Alors que les écolos prévoient des catastrophes en pagaille, il faut dépasser le stade de la prévision en préparant la jeunesse à la réalité future : la déferlante migratoire ! Le gilet jaune Fly Rider, toujours bien renseigné, m’a annoncé l’arrivée imminente de paquebots remplis de migrants prêts à envahir l’hexagone et à exhiber leurs coutumes sur notre sol. Le temps des radeaux de fortune dans la Méditerranée est révolu.
Il est donc urgent que les chorales de la République s’approprient la Marseillaise et se familiarisent avec ses leitmotivs combatifs. Dès le CP, les gosses doivent comprendre qu’on ne laissera pas des barbares « au sang impur abreuver nos sillons ». Si c’est nécessaire, on étudiera le vocabulaire de notre hymne en lecture. Ensuite, chaque enfant illustrera le chant révolutionnaire avec ses plus beaux crayons. Autant prévenir les parents : ça va saigner ! Encore plus peut-être que dans les jeux vidéos. Mais quand la patrie est en danger, les mômes grandissent plus vite. C’est une constante historique.
La dimension solennelle et tragique de l’hymne ne doit pas pétrifier les élèves à l’extrême.
Pour apporter de la légèreté durant les répétitions des chorales, il sera possible d’alterner la Marseillaise avec « Maréchal, nous voilà ! », une valeur sûre de la variété française.

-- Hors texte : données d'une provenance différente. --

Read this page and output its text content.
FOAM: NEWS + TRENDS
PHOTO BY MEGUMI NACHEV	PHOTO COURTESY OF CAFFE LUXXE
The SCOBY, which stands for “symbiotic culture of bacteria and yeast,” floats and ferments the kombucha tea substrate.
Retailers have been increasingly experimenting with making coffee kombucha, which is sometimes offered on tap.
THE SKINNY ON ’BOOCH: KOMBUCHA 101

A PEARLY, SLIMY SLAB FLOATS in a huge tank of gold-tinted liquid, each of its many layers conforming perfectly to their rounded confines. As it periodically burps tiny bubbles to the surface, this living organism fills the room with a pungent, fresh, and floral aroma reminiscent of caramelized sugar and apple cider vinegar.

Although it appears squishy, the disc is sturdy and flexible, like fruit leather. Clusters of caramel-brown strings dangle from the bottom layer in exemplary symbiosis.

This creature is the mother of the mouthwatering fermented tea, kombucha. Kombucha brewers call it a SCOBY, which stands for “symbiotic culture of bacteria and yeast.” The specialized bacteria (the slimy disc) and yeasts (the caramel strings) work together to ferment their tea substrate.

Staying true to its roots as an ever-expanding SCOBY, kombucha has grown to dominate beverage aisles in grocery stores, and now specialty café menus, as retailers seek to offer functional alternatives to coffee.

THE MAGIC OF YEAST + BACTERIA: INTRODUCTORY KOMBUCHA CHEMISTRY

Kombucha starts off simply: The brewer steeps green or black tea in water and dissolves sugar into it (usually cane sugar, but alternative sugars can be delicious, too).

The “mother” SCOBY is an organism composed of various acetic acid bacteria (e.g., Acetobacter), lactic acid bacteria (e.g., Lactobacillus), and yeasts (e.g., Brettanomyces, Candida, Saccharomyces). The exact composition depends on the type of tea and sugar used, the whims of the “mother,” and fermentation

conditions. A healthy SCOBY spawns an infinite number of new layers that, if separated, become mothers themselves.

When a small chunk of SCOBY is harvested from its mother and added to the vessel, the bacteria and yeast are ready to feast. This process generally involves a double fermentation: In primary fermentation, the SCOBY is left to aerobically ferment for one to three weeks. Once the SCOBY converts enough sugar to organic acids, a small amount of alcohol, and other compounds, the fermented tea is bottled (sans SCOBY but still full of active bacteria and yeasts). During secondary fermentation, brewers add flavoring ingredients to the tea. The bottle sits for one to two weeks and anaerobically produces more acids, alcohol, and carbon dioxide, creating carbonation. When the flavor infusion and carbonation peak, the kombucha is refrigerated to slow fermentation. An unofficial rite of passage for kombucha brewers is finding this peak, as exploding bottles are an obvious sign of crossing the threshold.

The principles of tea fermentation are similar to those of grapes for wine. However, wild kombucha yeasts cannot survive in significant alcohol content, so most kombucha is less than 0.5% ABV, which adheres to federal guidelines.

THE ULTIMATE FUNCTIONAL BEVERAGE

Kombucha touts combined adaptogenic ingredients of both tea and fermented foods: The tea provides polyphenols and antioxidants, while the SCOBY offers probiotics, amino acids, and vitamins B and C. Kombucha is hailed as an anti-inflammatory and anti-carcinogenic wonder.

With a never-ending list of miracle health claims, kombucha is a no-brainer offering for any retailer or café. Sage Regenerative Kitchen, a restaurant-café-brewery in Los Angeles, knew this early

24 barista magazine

Des députés sont déçus de la présence du drapeau européen aux côtés du drapeau tricolore dans les classes. Il est vrai que l’Europe est une notion abstraite pour de nombreux adultes et élèves.De toute façon, si l’extrême droite gagne les prochaines présidentielles, il y aura sûrement un concours national de lancers de drapeaux européens et de bolcheviques dans les bennes à ordures.
Grâce à l’idée lumineuse d’Eric Ciotti, les élèves apprendront à défiler avec des drapeaux. Savoir manier un emblème de la République est tout un art. La jeunesse macronienne pourra ainsi parader le 14 juillet avec les militaires sous le regard admiratif du boucher de Damas, un fidèle de notre fête nationale.
Ce sera aussi un moyen de susciter des vocations et d’éviter d’ imprimer des affiches dans toute la France pour signaler que « l’armée recrute ». C’est anormal que la main-d’œuvre militaire soit si difficile à dénicher. Il est urgent de changer la mentalité des jeunes et de leurs aînés. C’est un bon réflexe de sortir le drapeau au cours d’un grand événement sportif. Mais pourquoi le ranger à la fin de la compétition ? On est Français toute l’année, nom de Dieu !
La force des symboles est sous-estimée dans ce pays. Prenez l’exemple des États-Unis : hormis quelques pinailleurs, chaque famille possède son drapeau perché sur sa maison. C’est à ce prix que devient possible, y compris l’arrivée de Trump au pouvoir. En France, en dehors des compétitions sportives, on toise le patriote avec suspicion. Même les gilets jaunes subissent ce traitement. Ils sortent quelques drapeaux tricolores et c’est la fin du monde pour les commentateurs de l’actualité. Imaginer la présence de fachos dans les gilets jaunes, c’est à mourir de rire… Enfin peut-être pas.
Nos patriotes écorchés vifs ont enfin trouvé des politiques qui répondent à leurs idéaux du temps des colonies. Curieux mariage, si ce n’est qu’il ne déroge pas à l’adage « pour le meilleur et pour le pire ». Épiphénomène ou début de peste brune ? Seul l’avenir éclairera cette histoire de surenchère de drapeaux.